係一同大変お世話になった梶原さんというスタッフが、4月から新天地へ異動されることになった。
梶原さんは他部署所属の40すぎくらいの男性スタッフで、年齢の割に出世も早く、多くの部署で厚い信頼を得ている。
他部署の方が異動・退職する時はあまりこういうことはしないけど、、梶原さんには本当にいろいろお世話になったので、特別に係のみんなで花束を渡そっか!という話になった。

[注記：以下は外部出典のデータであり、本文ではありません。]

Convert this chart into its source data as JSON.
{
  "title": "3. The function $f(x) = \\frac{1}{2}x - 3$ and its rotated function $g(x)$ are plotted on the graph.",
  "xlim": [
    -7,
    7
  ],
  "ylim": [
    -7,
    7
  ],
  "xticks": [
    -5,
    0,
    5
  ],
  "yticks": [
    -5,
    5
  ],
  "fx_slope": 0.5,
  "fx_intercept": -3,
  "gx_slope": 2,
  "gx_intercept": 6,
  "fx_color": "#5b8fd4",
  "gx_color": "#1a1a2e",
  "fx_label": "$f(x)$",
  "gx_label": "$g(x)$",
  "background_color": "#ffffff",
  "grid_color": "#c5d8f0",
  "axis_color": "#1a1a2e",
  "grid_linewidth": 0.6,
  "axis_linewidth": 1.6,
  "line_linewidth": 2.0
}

そして先日、うちの部屋に来た梶原さんに梅村係長が声をかけた。
梅村「梶原さん!梶原さん!異動のお話、聞きましたよ!」
梶原「そうなんですよ。みなさんには大変お世話になりました」
梅村「それはこちらの台詞ですよ。寂しくなりますね…いつが最後の出勤なんですか?」
梶原「3/29かなー?30もくるかもしれないけど。準備がどうなるか次第ですね。」
梅村「わかりました!そしたら最後の日は是非、花束を贈らせてください!」
梶原「あー、花束ね…。できれば花束以外のものがいいっす」
梅村「えっ」
梶原「多分どの部署からもお花いただくと予想してるので、そんなにたくさん車に入らないし…持って帰れないんですよね。持って帰れてもウチ花瓶そんなにないから飾れなくて…」
確かに、多くの部署と仕事をしている人気者の梶原さんが、最終日にスタッフから大量の花を貰って駐車場を何往復もする姿は容易に想像できる。
梅村「わかりました!じゃあ、何がいいですか?プレゼントは!」
梶原「んー、そうですねぇ。」
ちょっと考えて梶原さんは言った
梶原「…ボールペン?とか?」
そんなわけで、梶原さんへの餞別の品は高級ボールペンに決まった。
次の日のミーティングで、梅村係長からみんなに説明がなされた。
梅村「梶原さんへの餞別の品は、高級ボールペンを贈ることになりました。各自、良さそうなメーカーとかあったら私に教えてください」
宮内「予算いくらですか」
梅村「5000円くらいかな」
キャ「5000円のボールペンなんてあるんですか!?見たことない〜!」
優子「1000円でも高級ですよね」
キャ「万年筆じゃないんですよね?」
梅村「うん、ボールペン。色とかデザインもさ、梶原さんのイメージにあってるといいんだけど」
私は基本的に営業さんなどから粗品で貰うタダのボールペンを使っており、「ボールペンにお金を払う」という感覚が欠如しているので、5000円のボールペンが存在する事をにわかに信じられないでいた。
どんなキラッキラなデザインなんだろう…わくわくしながら私は早速「高級ボールペン」で検索してみた。
えっ…
ごまんえん??
にじゅうまん???
私の予想に反しまくり、むしろ5000円以内に収まる品の方がパッと見少なかった。
6ケタの文房具が存在すること。今まで無料のボールペンを使ってきた私には衝撃の検索結果であった。
もし私が餞別の品として10万のペンとかいただいちゃったら、毎日10万円が胸ポケットに入ってると思いながら仕事するのは緊張するし、失くした時のショックが半端ないので、
もし自分が辞める時は、ペンに10万かけるくらいだったら同じ値段のワインかアクセサリーにしてもらいたいなと思った。
途中で我にかえり、Googleに表示される高額商品を前に脳内インフレが起こっていることに気づいた。
あの梶原さんでさえ5000円しか予算組んで貰えてないのに、私は何を10万貰える気になっているんだろう馬鹿馬鹿しいなと思いながら仕事に戻った。
肝心の梶原さんの品は、まだどのメーカーにするか検討中である。